Marguerite Vogt Biography
(Virologist and Cancer Biologist Known for Her Research on Polio and Cancer)
Birthday: February 13, 1913 (Aquarius)
Born In: Berlin, Germany
Marguerite Vogt was a German-born American cancer biologist and virologist best known for her research on polio and cancer at the ‘Salk Institute for Biological Studies’. She collaborated with Nobel Prize-winning scientist Renato Dulbecco to analyse the way polio virus develops plagues in cell cultures, a discovery that eventually aided in the development of a polio vaccine. The duo examined how some viruses take control of the cells infected by them. They displayed that polyomavirus, the small DNA viruses that are characteristically extensive, tucks in their own DNA into that of the host cell. These analyses of the duo changed the descriptive form of virology to a more determinable one. Vogt and Dulbecco also showed the way a virus can change a cell to a cancerous one. Their investigations on cancer led to some of the first inklings of the genetic characteristic of the disease.
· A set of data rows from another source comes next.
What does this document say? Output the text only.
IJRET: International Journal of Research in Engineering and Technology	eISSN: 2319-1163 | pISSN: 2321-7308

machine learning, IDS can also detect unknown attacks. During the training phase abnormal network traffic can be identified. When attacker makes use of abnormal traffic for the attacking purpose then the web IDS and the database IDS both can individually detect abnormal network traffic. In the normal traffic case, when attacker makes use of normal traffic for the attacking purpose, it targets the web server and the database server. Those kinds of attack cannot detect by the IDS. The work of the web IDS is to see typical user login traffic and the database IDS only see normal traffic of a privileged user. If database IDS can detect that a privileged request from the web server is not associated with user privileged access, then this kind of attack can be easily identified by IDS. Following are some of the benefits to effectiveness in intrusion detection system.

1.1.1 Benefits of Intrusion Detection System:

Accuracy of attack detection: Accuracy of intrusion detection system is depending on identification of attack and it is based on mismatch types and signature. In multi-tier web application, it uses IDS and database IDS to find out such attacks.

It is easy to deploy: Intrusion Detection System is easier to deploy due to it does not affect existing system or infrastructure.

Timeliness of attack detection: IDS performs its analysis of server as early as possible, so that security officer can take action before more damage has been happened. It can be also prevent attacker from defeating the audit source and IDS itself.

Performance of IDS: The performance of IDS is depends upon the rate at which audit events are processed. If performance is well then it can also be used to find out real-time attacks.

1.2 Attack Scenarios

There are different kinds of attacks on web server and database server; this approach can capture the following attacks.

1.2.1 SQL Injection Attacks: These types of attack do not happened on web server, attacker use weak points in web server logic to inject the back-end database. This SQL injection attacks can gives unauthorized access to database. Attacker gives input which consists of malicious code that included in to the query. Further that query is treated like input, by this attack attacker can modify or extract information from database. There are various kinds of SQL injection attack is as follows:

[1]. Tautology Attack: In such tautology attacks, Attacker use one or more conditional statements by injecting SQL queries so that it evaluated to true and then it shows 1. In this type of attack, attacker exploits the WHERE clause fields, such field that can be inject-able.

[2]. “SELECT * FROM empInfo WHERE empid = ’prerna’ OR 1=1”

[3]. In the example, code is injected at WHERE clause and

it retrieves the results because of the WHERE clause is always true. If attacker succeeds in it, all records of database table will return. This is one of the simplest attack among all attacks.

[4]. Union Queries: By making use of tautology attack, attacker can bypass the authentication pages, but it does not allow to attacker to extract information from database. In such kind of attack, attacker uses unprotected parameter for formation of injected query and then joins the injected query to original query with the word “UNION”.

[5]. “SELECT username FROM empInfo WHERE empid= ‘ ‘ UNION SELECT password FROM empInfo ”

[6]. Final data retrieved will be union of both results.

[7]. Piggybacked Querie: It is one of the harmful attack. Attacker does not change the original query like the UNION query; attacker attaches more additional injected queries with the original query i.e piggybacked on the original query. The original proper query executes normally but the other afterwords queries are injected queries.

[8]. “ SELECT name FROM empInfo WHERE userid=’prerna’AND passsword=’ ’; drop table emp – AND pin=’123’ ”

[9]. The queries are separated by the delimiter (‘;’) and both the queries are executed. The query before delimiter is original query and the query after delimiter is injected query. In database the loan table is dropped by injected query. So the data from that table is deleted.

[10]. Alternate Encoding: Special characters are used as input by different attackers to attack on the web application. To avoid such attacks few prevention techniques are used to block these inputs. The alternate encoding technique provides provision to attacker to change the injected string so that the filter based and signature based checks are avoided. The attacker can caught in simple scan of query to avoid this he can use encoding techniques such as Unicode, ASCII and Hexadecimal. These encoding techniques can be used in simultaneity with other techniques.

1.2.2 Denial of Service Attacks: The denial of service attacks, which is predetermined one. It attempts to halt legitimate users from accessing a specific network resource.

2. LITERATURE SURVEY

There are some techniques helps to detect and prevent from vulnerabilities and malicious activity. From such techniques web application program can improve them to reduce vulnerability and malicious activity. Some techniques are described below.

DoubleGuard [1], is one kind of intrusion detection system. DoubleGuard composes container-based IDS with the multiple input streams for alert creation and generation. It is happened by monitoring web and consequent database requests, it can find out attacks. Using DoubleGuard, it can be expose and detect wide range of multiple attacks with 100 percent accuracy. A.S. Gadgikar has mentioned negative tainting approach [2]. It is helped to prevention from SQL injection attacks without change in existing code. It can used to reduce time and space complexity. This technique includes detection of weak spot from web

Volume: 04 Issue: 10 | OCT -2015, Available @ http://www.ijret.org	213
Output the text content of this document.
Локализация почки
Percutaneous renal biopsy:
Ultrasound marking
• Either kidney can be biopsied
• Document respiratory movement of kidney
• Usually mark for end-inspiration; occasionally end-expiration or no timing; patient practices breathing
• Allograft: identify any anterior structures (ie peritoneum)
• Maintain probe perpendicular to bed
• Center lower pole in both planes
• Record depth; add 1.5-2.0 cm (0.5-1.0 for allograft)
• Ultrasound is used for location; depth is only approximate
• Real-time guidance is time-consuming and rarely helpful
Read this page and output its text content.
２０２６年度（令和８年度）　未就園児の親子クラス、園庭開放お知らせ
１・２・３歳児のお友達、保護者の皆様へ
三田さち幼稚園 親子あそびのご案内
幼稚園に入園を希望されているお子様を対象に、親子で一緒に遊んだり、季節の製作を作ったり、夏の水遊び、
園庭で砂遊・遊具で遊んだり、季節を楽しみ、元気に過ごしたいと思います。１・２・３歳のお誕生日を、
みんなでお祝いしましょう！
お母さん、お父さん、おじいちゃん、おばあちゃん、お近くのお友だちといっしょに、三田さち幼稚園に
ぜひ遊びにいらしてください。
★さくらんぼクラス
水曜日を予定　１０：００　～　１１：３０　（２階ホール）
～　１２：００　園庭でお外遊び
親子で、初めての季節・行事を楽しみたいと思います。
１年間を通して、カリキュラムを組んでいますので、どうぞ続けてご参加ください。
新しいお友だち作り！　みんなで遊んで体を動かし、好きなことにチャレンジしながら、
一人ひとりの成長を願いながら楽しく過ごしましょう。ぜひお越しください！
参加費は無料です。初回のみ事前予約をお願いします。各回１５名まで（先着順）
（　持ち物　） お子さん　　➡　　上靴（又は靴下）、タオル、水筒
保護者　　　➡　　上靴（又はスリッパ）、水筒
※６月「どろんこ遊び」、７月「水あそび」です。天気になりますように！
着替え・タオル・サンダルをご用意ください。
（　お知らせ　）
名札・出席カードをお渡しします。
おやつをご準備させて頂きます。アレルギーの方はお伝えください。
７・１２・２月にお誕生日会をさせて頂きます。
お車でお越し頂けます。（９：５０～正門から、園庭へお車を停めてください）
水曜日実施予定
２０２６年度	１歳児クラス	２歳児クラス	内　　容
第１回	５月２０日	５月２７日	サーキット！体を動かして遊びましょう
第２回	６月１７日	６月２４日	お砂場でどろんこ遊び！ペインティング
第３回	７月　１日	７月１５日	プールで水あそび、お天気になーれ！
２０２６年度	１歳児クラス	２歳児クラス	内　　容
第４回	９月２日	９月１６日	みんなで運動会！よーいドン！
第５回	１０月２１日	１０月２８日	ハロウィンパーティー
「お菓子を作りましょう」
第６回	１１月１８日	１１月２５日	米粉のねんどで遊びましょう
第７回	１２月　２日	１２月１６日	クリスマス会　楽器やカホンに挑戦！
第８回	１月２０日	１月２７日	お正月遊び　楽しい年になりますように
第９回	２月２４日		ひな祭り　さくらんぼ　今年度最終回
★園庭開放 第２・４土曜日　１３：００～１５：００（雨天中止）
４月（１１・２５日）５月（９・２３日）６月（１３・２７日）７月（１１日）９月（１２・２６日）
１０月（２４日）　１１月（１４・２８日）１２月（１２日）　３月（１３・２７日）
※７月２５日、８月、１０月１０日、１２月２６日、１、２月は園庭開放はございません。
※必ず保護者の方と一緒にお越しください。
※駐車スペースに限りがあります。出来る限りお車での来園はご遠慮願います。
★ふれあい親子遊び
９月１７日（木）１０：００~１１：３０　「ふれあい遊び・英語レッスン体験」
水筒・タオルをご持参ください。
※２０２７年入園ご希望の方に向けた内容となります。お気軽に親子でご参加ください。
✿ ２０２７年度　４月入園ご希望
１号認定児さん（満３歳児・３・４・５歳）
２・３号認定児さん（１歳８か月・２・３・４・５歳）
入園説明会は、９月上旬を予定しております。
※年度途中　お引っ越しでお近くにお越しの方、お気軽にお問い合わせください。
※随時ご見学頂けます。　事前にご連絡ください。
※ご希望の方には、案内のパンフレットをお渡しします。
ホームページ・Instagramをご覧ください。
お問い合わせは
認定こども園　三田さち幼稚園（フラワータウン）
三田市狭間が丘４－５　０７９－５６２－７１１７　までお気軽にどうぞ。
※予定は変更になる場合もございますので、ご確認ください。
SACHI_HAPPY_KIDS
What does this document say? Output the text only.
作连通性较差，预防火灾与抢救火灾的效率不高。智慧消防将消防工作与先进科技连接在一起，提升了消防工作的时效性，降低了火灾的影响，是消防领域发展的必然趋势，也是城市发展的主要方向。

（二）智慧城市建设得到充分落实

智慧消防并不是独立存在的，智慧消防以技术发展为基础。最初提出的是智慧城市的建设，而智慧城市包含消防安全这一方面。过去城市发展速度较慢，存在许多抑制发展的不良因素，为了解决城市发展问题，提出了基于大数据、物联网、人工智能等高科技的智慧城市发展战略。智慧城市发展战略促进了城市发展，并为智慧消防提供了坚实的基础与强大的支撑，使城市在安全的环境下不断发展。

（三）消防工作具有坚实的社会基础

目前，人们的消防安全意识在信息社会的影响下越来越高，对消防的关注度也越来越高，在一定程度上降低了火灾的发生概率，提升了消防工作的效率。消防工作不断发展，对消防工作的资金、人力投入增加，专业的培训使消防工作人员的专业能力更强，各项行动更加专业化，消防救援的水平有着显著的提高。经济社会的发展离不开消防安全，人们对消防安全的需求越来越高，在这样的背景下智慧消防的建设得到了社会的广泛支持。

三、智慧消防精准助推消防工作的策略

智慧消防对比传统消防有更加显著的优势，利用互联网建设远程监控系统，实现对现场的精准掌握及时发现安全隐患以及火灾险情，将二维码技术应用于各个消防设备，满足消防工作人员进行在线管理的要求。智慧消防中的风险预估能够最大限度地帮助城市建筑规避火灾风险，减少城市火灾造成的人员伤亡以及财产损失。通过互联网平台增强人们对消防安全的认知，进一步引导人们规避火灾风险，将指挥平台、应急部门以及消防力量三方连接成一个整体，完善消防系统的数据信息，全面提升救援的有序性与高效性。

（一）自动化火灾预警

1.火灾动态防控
She began her research on polio virus at the ‘California Institute of Technology’ (Caltech). Thereafter she joined the ‘Salk Institute for Biological Studies’ where she worked for decades and remained the oldest working scientist of the institute who had spent more years at a Salk bench than any other scientist. Over a career span of almost an incredible eight decades, Vogt, a dedicated scientist who worked for around ten hours a day for generally six days a week, trained and aided legion of scientists, graduate pupils and postdoctoral fellows of whom four researchers went on to win the ‘Nobel Prize’. However she remained one of the most unsung female scientists who won no professional award or distinction for her scientific contributions.